Ainsi, 1995 et 2001 mis à part, dans 4 cas sur 6 depuis 1977, le solde « satisfaits - mécontents » de l’exécutif correspond significativement à un gain en villes ou à une perte de villes. Ceci nous a conduits à introduire cette variable dans le modèle de vote du premier tour.

Dès lors, dans la perspective de 2014, et à titre d’exemple, un solde de -56,4[6] pour François Hollande occasionne un gain électoral de 10,71 points pour une ville de droite et un coût en voix de même ampleur dans une ville de gauche.

 

L’estimation du vote au second tour

 

L’estimation du vote au second tour porte précisément sur l’équipe sortante, que le maire se représente ou non. Contrairement au modèle de premier tour, le modèle de second tour illustre le transfert de voix s’opérant entre le 1er et le 2ème tour entre un camp politique au sens large et l’équipe sortante.

Figure 2 -Le modèle de second tour

 

 En effet, au second tour, l’offre politique n’est plus la même puisque les candidats ayant fait moins de 5% des exprimés disparaissent. Ceux qui ont dépassé ce seuil sont autorisés à fusionner. La variable exprimant les voix obtenues par le camp idéologiquement proche de l’équipe sortante au premier tour mesure ces phénomènes. L’estimation du modèle conduit à ce que pour 1 point de voix obtenu par le camp politique (lato sensu) proche des sortants, l’équipe sortante n’en récupère que 0,27 point en moyenne. Ceci s’ajoute à la constante du modèle (soit 38,50) exprimant le socle moyen de voix incompressible allant aux sortants (ceteris paribus) au second tour des municipales dans nos 236 villes de plus de 30.000 habitants.

Enfin, lorsqu’une liste a dépassé 10% des exprimés, elle obtient le droit de se maintenir au second tour, ce qui peut occasionner des triangulaires, des quadrangulaires voire des pentagulaires.

Nous avons ainsi modélisé l’influence du maintien d’un candidat du Front National sur le score de l’équipe sortante, selon que la triangulaire droite/gauche/FN a lieu dans une commune orientée à droite ou à gauche. Selon notre modèle de second tour, le maintien d’un candidat du FN en triangulaire dans une ville de droite coûte 8,48 points à l’équipe sortante.

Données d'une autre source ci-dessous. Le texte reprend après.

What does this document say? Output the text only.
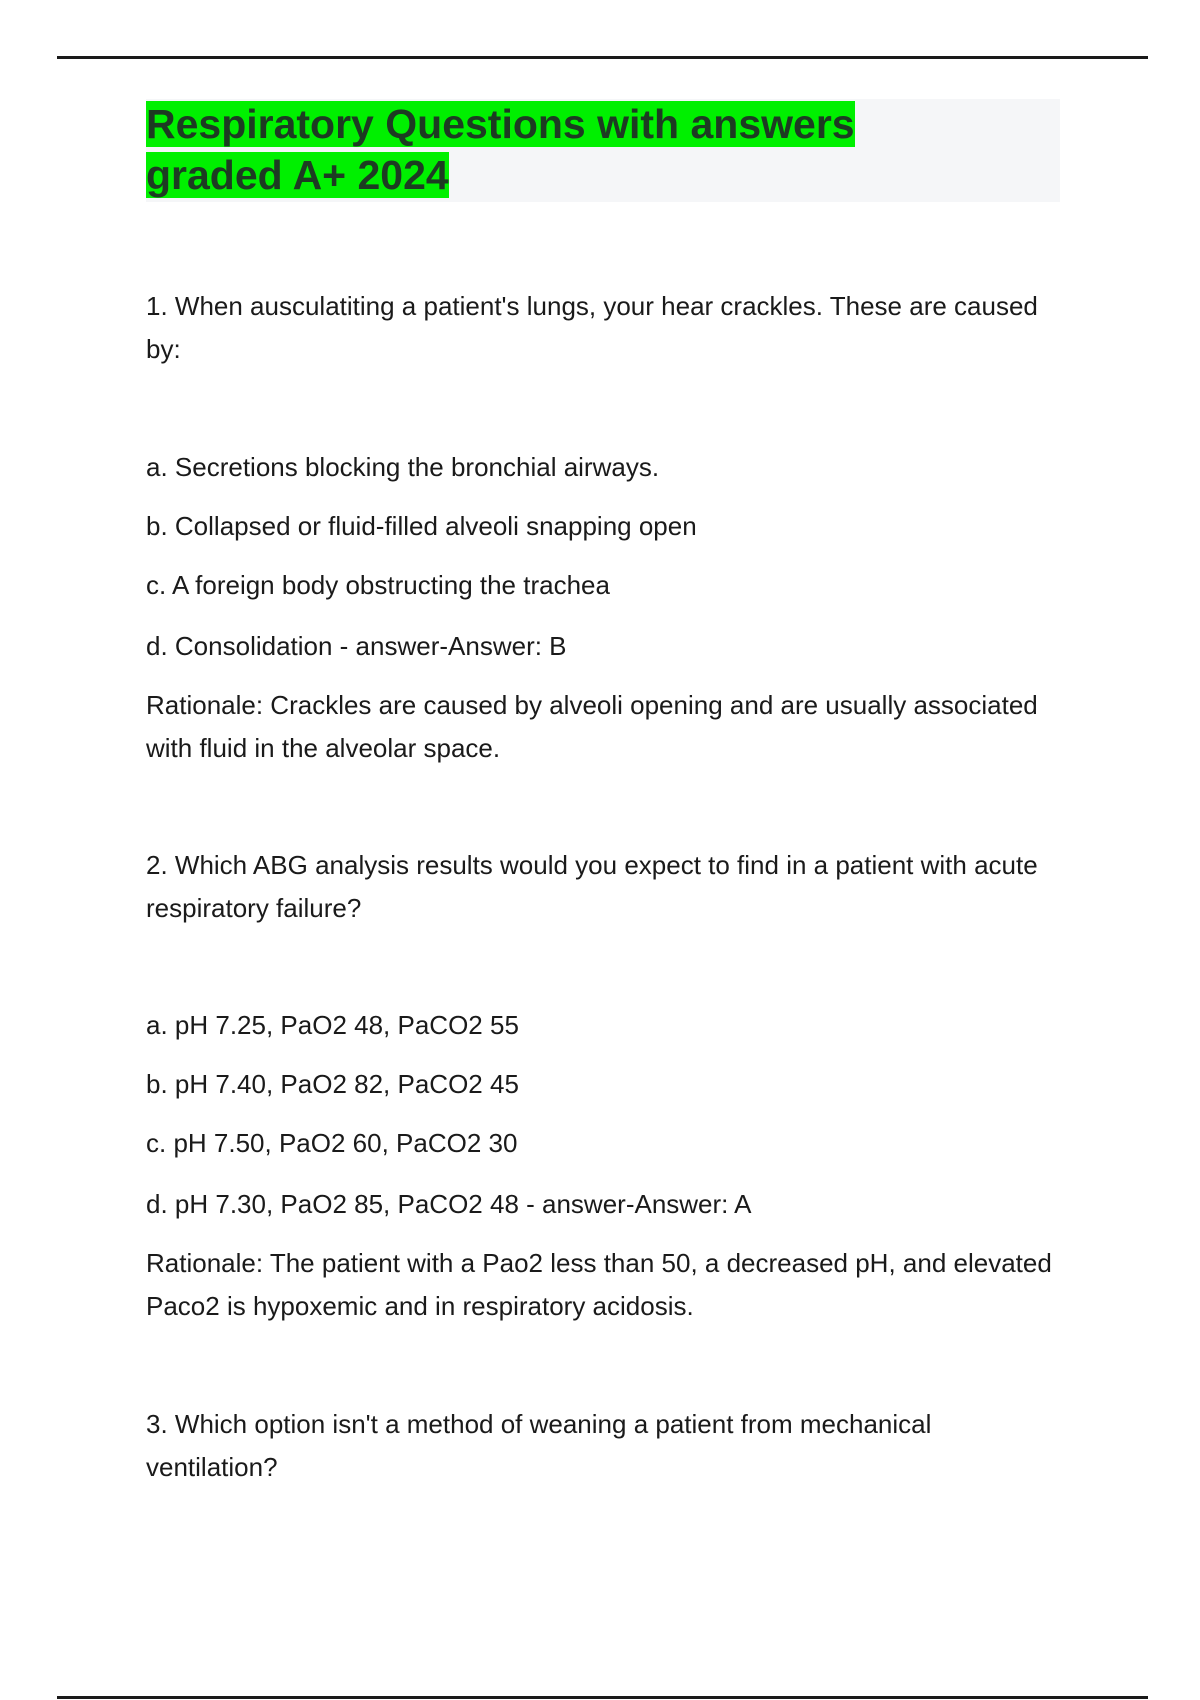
Respiratory Questions with answers graded A+ 2024
1. When ausculatiting a patient's lungs, your hear crackles. These are caused by:
a. Secretions blocking the bronchial airways.
b. Collapsed or fluid-filled alveoli snapping open
c. A foreign body obstructing the trachea
d. Consolidation - answer-Answer: B
Rationale: Crackles are caused by alveoli opening and are usually associated with fluid in the alveolar space.
2. Which ABG analysis results would you expect to find in a patient with acute respiratory failure?
a. pH 7.25, PaO2 48, PaCO2 55
b. pH 7.40, PaO2 82, PaCO2 45
c. pH 7.50, PaO2 60, PaCO2 30
d. pH 7.30, PaO2 85, PaCO2 48 - answer-Answer: A
Rationale: The patient with a Pao2 less than 50, a decreased pH, and elevated Paco2 is hypoxemic and in respiratory acidosis.
3. Which option isn't a method of weaning a patient from mechanical ventilation?
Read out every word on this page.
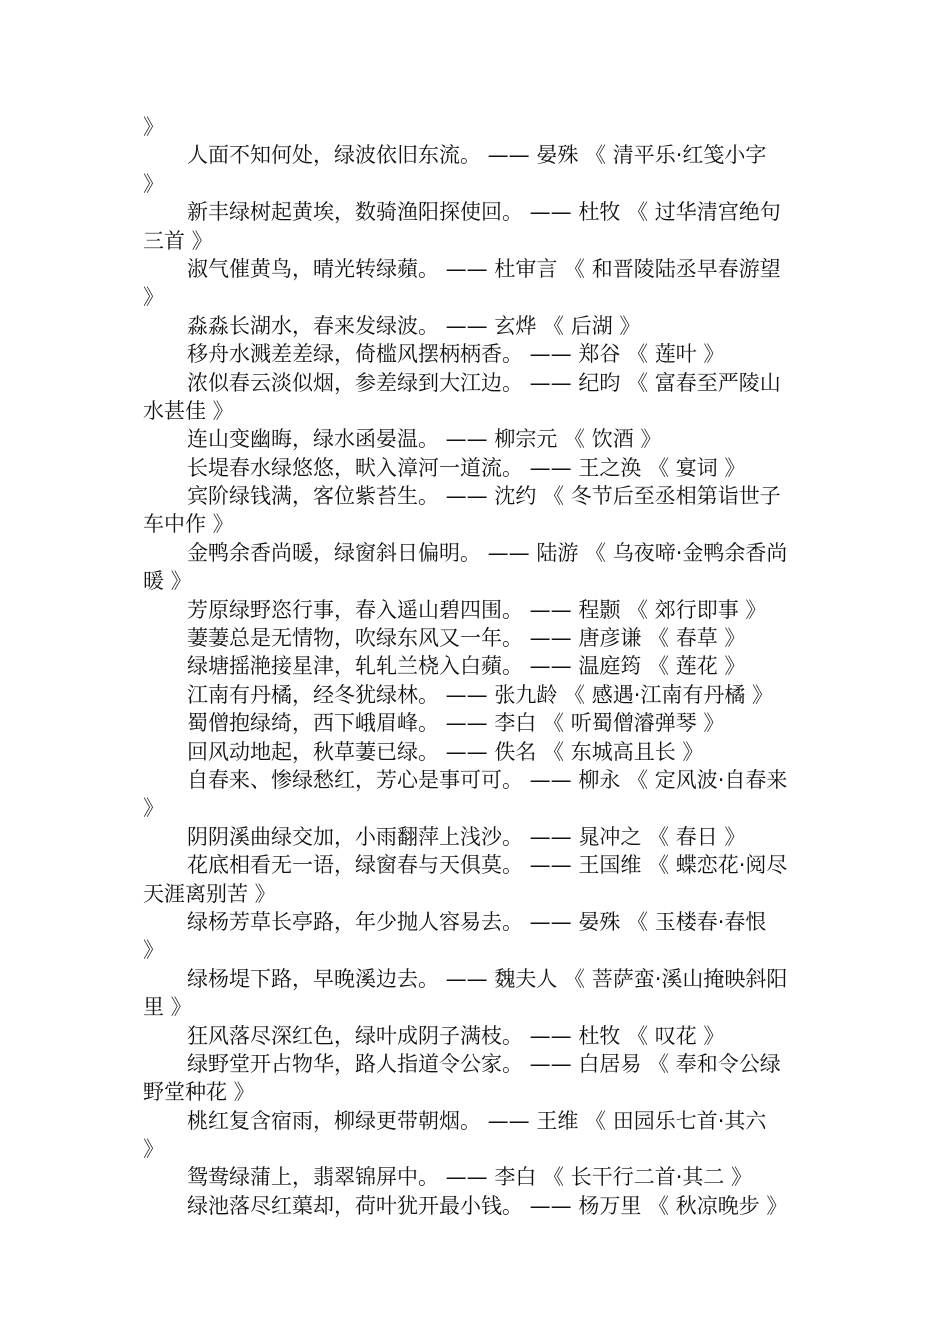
》
人面不知何处，绿波依旧东流。 —— 晏殊 《 清平乐·红笺小字
》
新丰绿树起黄埃，数骑渔阳探使回。 —— 杜牧 《 过华清宫绝句
三首 》
淑气催黄鸟，晴光转绿蘋。 —— 杜审言 《 和晋陵陆丞早春游望
》
淼淼长湖水，春来发绿波。 —— 玄烨 《 后湖 》
移舟水溅差差绿，倚槛风摆柄柄香。 —— 郑谷 《 莲叶 》
浓似春云淡似烟，参差绿到大江边。 —— 纪昀 《 富春至严陵山
水甚佳 》
连山变幽晦，绿水函晏温。 —— 柳宗元 《 饮酒 》
长堤春水绿悠悠，畎入漳河一道流。 —— 王之涣 《 宴词 》
宾阶绿钱满，客位紫苔生。 —— 沈约 《 冬节后至丞相第诣世子
车中作 》
金鸭余香尚暖，绿窗斜日偏明。 —— 陆游 《 乌夜啼·金鸭余香尚
暖 》
芳原绿野恣行事，春入遥山碧四围。 —— 程颢 《 郊行即事 》
萋萋总是无情物，吹绿东风又一年。 —— 唐彦谦 《 春草 》
绿塘摇滟接星津，轧轧兰桡入白蘋。 —— 温庭筠 《 莲花 》
江南有丹橘，经冬犹绿林。 —— 张九龄 《 感遇·江南有丹橘 》
蜀僧抱绿绮，西下峨眉峰。 —— 李白 《 听蜀僧濬弹琴 》
回风动地起，秋草萋已绿。 —— 佚名 《 东城高且长 》
自春来、惨绿愁红，芳心是事可可。 —— 柳永 《 定风波·自春来
》
阴阴溪曲绿交加，小雨翻萍上浅沙。 —— 晁冲之 《 春日 》
花底相看无一语，绿窗春与天俱莫。 —— 王国维 《 蝶恋花·阅尽
天涯离别苦 》
绿杨芳草长亭路，年少抛人容易去。 —— 晏殊 《 玉楼春·春恨
》
绿杨堤下路，早晚溪边去。 —— 魏夫人 《 菩萨蛮·溪山掩映斜阳
里 》
狂风落尽深红色，绿叶成阴子满枝。 —— 杜牧 《 叹花 》
绿野堂开占物华，路人指道令公家。 —— 白居易 《 奉和令公绿
野堂种花 》
桃红复含宿雨，柳绿更带朝烟。 —— 王维 《 田园乐七首·其六
》
鸳鸯绿蒲上，翡翠锦屏中。 —— 李白 《 长干行二首·其二 》
绿池落尽红蕖却，荷叶犹开最小钱。 —— 杨万里 《 秋凉晚步 》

Dans une ville de gauche, ce coût est de 2,63%.

Par ailleurs, une triangulaire avec les verts dans une ville de gauche coûte 4,39% des voix aux sortants.

Par ailleurs, la déperdition en voix subie entre les deux tours ne dépend pas uniquement de l’existence de triangulaire. Aux municipales, les primaires et les dissidences sont en effet très fréquentes surtout depuis 1995. Ainsi, sur notre panel de 236 villes, on comptait 29% de cas de dissidences en 1995, 52% en 2001 et 32% en 2008. Le phénomène touche particulièrement les villes gérées par la droite où des listes dissidentes sont présentes en moyenne dans un cas sur deux. Les dissidences concernent des candidats n’ayant pas été investis par leur parti ou en rupture de ban avec ce dernier, et qui se présentent contre le candidat « officiel ». Or, les voix des dissidents éliminés ou celles des candidats « officiels » battus par les dissidents ne se reportent pas toutes sur les candidats qualifiés pour le second tour. Ainsi, d’après nos estimations, la présence au premier tour de dissidents de droite dans une ville gérée par la droite coûte en moyenne 5,51% des voix à l’équipe sortante de droite au second tour. De même, la présence au premier tour de dissidents de gauche dans une ville gérée par la gauche coûte en moyenne 2,23% des voix à l’équipe sortante de gauche au second tour. Il se peut enfin que le camp de droite ou de gauche peine à se rassembler autour d’un candidat unique. Dans ce cas, les candidats des partis s’affrontent en primaire (PCF ou FG contre PS, UMP contre UDI, etc.). Même dans l’hypothèse où un accord de retrait, voire de fusion, serait passé, tous les électeurs du candidat battu ne se reporteront pas sur celui qui reste en lice, fut-il du même camp. Ainsi, d’après nos estimations, une primaire coûte 6,41% des voix à l’équipe restée en course au second tour.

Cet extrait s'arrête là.